En Chine, si tu as 10 $ et que tu as le choix entre payer pour manger ou pour t’éduquer, tu optes pour l’éducation. Le niveau de sacrifices qu’on est prêts à faire est très élevé.

6 commentaires
  • Raymond Labelle - Abonné 9 janvier 2016 12 h 19

    Bravo Shuzhao! Tu es meilleur que la grande majorité des ministres fédéraux non-francophones!

    En mars Shuzao ne parlait que le mandarin, le janvier suivant, il parle un français fluide. À 11 ans. Bravo Shuzaho! Vous avez des leçons à donner en respect de votre société d'accueil à plusieurs.

    Que font donc nos concitoyens anglophones qui se font dire depuis la première année du primaire que le Canada est un pays bilingue et qui atteignent l’âge adulte, voire un âge avancé, sans avoir appris cette langue - y compris la grande majorité des ministres non-francophones fédéraux qui administrent aussi le Québec? Y compris le premier conseiller de Justin qui est demeuré plusieurs années à Montréal et a étudié à McGill (j'espère qu'il n'a pas voté au référendum de 1995 en plus).

    Aucune excuse. Impardonnable. Même en étant complaisant et en pardonnant à ceux nés et élevés à l’étranger et qui ne vivent pas qu Québec, ça fait encore une grosse majorité des ministres.

  • Jean-Pierre Grisé - Abonné 9 janvier 2016 14 h 35

    Qu'ont les éleves chinois et vietnamiens ?

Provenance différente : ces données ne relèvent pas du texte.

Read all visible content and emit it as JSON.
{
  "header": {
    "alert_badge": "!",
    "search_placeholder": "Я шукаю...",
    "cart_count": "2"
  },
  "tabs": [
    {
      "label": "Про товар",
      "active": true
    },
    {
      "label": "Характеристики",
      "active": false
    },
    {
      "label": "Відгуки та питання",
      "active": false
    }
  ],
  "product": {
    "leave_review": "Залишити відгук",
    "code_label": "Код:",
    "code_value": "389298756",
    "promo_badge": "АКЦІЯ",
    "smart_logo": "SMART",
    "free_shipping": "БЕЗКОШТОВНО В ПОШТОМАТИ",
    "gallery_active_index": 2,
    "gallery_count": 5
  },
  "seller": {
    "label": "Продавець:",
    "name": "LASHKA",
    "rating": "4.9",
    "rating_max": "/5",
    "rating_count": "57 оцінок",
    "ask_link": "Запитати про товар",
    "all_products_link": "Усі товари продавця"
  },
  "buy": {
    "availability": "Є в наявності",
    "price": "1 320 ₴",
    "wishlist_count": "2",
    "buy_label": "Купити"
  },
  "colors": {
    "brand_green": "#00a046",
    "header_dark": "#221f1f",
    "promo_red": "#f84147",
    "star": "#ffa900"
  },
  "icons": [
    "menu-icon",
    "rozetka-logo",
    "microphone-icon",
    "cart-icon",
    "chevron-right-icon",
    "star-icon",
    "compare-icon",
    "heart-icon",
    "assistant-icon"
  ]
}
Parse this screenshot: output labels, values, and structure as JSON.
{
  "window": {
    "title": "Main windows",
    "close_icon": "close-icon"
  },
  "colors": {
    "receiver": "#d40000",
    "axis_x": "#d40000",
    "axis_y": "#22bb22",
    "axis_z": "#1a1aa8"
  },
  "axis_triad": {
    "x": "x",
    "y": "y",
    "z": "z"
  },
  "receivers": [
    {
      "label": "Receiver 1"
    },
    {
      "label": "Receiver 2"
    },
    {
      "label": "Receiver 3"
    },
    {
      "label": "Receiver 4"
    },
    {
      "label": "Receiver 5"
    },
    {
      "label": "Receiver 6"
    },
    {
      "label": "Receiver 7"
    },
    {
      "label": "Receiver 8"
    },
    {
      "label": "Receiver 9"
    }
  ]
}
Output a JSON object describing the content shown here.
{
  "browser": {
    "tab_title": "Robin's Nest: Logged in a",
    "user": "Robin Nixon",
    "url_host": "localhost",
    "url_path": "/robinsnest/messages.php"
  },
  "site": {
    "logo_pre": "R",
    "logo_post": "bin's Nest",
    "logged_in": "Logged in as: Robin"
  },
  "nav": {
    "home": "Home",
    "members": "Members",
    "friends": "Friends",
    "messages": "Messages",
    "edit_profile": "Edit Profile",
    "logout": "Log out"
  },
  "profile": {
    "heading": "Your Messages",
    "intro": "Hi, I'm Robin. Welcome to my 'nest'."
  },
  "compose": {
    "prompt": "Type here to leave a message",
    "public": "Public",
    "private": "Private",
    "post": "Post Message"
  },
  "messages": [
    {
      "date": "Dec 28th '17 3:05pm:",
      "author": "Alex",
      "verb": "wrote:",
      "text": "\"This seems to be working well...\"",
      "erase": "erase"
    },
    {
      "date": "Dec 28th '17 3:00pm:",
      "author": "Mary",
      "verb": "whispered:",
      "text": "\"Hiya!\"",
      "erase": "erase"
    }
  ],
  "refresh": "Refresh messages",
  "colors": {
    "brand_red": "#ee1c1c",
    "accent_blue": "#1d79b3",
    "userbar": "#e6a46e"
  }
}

    La curiosité de connaitre et le désir de réussir..... J-P.Grisé

  • Hélène Boily - Abonnée 9 janvier 2016 17 h 50

    Question de valeurs

    Au Québec (en Occident), l'éducation et l'effort ne sont certainement pas sur un piédestal. Sans jeter le bébé avec l'eau du bain, ne pourrait-on pas trouver le meilleur des deux mondes? Donner son opinion c'est bien, mais si on n'a rien appris et rien compris, que vaudra ladite opinion?
    Apprendre de longs textes par coeur, c'est joli, mais si on n'en a pas bien compris tous les détours, ça donne quoi à part cultiver la mémoire et l'érudition?
    Regardons ce qu'on peut apprendre des Asiatiques et ce qu'on a de bon à partager avec eux et avançons, bon yenne!

  • Normand Renaud - Inscrit 9 janvier 2016 23 h 03

    Force et volonté

    Vrai que le tutoriat pour les nouveaux arrivants est nécessaire. Les chinois et sûrement d'autres ethnies, ont aussi cette force de réussir. Pour entériner ce qui est dans le texte, ma belle-fille chinoise est arrivée ici en été 2010 pour débuter son secondaire à 12 ans. Elle ne parlait pas français.
    Elle a été en classe de francisation pour faire le sec.I sur deux ans à l'école publique St-Martin à Laval puis sec.II à Mont-de-Lasalle avec un soutien tutorial. Elle a esuite intégré les classes régulières depuis.

    Aujourd'hui en sec.V en sciences naturelles, elle réussie très bien sans avour passé par les écoles privées sauf un support privé supplémentaire avec SOS études en français et anglais en sec.II car pas d'apprentissage en anglais durant la francisation.

    Donc je peux dire que nos écoles publiques sont aussi à la hauteur. Bravo.

  • Hélène Gervais - Abonnée 10 janvier 2016 07 h 44

    Si nos enfants étaient ....

    aussi motivés et étudiaient plutôt que faire des grèves, les enseignants seraient plus heureux, car des élèves motivés est très motivant pour un enseignant.